Debris littered the ground where a minivan crashed into RAC, Inc. at the intersection of Caine Avenue and East 143rd early Saturday morning, according to owner Andy Johnson. The van damaged a desk, computer and printer when it penetrated a foot-thick cement and brick wall.

“It was only common sense that it was going to actually happen,” Johnson said.  “The problem is there is no guard rail there to protect anybody.”

The City of Cleveland removed a guard rail from in front of the assembly business after a car crashed into it and damaged it in April. Johnson said the intersection is crash-prone, recalling half a dozen vehicles that crashed into the guard rail in recent months. He said he repeatedly contacted the city and his councilman to replace the rail, but he got nowhere.

Fortunately, no one was injured in the weekend crash, but Johnson’s wife, Kristen, who is RAC, Inc.’s Office Manager, said she’s worried that could change.

“My biggest fear is someone sitting there and being injured or worse than that,” she said.

Fox 8 News asked the city why the guard rail had not been replaced.
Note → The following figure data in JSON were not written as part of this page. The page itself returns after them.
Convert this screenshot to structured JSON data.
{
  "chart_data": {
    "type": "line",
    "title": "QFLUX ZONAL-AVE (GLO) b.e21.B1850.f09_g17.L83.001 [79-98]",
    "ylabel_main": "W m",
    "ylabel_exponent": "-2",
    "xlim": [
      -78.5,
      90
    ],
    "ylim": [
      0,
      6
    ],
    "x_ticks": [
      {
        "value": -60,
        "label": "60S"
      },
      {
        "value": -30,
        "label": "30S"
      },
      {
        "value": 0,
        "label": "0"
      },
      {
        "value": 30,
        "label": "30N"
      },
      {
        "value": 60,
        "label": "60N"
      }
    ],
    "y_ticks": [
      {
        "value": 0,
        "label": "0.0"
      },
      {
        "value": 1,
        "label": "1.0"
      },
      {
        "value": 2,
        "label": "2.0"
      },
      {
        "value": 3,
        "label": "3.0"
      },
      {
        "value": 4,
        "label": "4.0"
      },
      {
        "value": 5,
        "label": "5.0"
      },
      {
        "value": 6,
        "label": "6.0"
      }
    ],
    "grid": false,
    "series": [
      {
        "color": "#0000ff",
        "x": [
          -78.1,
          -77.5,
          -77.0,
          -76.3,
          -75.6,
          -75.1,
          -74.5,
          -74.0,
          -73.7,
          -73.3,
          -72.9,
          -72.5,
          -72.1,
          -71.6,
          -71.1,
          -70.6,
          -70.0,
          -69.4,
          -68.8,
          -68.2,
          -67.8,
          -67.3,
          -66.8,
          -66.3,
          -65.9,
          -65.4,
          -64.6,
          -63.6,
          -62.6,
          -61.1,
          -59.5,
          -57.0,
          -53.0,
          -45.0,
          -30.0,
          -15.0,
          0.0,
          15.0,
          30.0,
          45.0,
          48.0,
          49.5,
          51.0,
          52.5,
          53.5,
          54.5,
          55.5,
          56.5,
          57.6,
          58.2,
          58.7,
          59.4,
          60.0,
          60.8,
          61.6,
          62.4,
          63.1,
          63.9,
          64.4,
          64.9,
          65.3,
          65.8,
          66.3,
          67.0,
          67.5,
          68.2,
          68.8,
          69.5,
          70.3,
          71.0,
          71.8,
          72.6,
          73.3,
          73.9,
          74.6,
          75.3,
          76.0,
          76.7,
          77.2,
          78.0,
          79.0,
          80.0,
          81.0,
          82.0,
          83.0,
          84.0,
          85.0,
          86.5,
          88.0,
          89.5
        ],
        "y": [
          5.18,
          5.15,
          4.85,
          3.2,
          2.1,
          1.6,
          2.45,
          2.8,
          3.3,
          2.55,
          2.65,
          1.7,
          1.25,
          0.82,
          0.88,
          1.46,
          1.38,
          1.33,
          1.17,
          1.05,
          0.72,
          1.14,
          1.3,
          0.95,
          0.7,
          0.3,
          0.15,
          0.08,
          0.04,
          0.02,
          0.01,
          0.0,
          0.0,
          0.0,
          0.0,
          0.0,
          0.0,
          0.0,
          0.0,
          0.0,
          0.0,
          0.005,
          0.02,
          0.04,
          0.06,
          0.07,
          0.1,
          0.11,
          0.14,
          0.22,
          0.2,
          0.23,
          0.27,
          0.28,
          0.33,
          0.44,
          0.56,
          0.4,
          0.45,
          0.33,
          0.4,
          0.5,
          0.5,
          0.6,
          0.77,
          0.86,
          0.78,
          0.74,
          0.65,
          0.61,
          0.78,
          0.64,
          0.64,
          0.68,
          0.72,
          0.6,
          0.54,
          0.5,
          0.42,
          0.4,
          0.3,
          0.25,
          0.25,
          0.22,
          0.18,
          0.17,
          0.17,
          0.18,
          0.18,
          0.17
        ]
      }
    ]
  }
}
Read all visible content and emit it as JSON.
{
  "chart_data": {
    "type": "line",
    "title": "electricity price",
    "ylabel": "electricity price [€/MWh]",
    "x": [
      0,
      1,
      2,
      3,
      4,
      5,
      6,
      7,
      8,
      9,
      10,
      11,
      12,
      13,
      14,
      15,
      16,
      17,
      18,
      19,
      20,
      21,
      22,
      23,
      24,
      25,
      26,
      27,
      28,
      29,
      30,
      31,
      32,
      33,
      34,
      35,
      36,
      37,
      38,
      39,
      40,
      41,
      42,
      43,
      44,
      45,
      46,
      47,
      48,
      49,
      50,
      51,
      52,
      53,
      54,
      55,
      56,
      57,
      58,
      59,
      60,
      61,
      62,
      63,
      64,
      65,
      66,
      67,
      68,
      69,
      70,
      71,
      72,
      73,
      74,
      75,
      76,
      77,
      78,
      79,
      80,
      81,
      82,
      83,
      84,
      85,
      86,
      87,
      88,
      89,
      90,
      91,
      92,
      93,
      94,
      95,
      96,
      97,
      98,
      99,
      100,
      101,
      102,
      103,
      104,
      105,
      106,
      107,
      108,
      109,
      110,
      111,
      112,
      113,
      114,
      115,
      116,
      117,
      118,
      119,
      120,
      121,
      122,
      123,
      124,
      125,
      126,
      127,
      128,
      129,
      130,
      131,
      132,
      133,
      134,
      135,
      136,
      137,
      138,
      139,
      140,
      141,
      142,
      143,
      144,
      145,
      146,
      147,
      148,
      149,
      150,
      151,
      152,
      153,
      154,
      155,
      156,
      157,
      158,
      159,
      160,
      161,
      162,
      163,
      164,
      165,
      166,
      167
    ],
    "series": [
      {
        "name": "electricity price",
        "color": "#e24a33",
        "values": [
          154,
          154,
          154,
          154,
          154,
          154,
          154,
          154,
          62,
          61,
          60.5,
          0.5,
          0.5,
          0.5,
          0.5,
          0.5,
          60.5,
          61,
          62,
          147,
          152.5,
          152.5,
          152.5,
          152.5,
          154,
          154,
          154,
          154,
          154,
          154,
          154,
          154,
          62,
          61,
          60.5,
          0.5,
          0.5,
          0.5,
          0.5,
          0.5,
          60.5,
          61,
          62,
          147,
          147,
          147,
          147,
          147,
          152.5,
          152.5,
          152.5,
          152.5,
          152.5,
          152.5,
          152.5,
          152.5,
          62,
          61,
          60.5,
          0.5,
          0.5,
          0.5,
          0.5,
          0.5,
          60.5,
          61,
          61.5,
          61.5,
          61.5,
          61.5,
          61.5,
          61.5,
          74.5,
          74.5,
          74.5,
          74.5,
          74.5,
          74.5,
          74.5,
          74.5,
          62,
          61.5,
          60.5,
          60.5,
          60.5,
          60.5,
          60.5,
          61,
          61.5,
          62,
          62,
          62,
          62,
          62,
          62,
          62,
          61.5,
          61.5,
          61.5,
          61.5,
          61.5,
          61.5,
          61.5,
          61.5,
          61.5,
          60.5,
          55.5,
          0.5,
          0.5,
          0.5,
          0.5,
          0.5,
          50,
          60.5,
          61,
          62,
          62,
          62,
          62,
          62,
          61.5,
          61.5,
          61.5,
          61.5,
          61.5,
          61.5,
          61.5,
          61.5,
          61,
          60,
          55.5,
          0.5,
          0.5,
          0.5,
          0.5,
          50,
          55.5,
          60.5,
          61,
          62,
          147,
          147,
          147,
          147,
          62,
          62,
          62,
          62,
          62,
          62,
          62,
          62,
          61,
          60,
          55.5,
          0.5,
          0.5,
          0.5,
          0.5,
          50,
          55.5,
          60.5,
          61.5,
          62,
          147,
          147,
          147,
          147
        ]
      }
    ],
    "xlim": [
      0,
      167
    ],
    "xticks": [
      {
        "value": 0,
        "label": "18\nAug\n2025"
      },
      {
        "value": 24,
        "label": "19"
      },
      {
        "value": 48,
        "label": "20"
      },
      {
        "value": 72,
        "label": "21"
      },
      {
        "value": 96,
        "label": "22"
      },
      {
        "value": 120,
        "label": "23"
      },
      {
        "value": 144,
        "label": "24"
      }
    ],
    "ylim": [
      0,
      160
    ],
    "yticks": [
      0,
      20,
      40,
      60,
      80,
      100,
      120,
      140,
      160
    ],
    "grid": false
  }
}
“We're evaluating that location to see if we need to replace that or not,” Acting Streets Commissioner Paul Barnett said. “The evaluation is taking place now.”

Barnett said the city is examining whether current state law still requires a guard rail in the location and promised that the city will look at crash rates. He could not offer a time frame on its evaluation, adding that the city will look at it as quickly as possible. It doesn’t always evaluate guard rail replacement.

“A lot of times it's very obvious; there's a bridge abutment there, there's a light pole next to it on a high-speed travel lane. So, that’s very obvious,” he said. “This particular one, it's an odd situation.”

He added that property owners can take their own steps to protect their buildings through the addition of landscaping or rock barriers.

That’s something the Johnsons said they’ll now consider as they wait on the city.

“Hopefully something will get done, they can get a guard rail in there, or I’m going to have to put highway barriers or something in there so we don't die,” Johnson said, adding he fears additional crashes into his office without the guard rail’s protection. “It’s happened in the past, it's going happen in the future. I just hope nobody gets hurt.”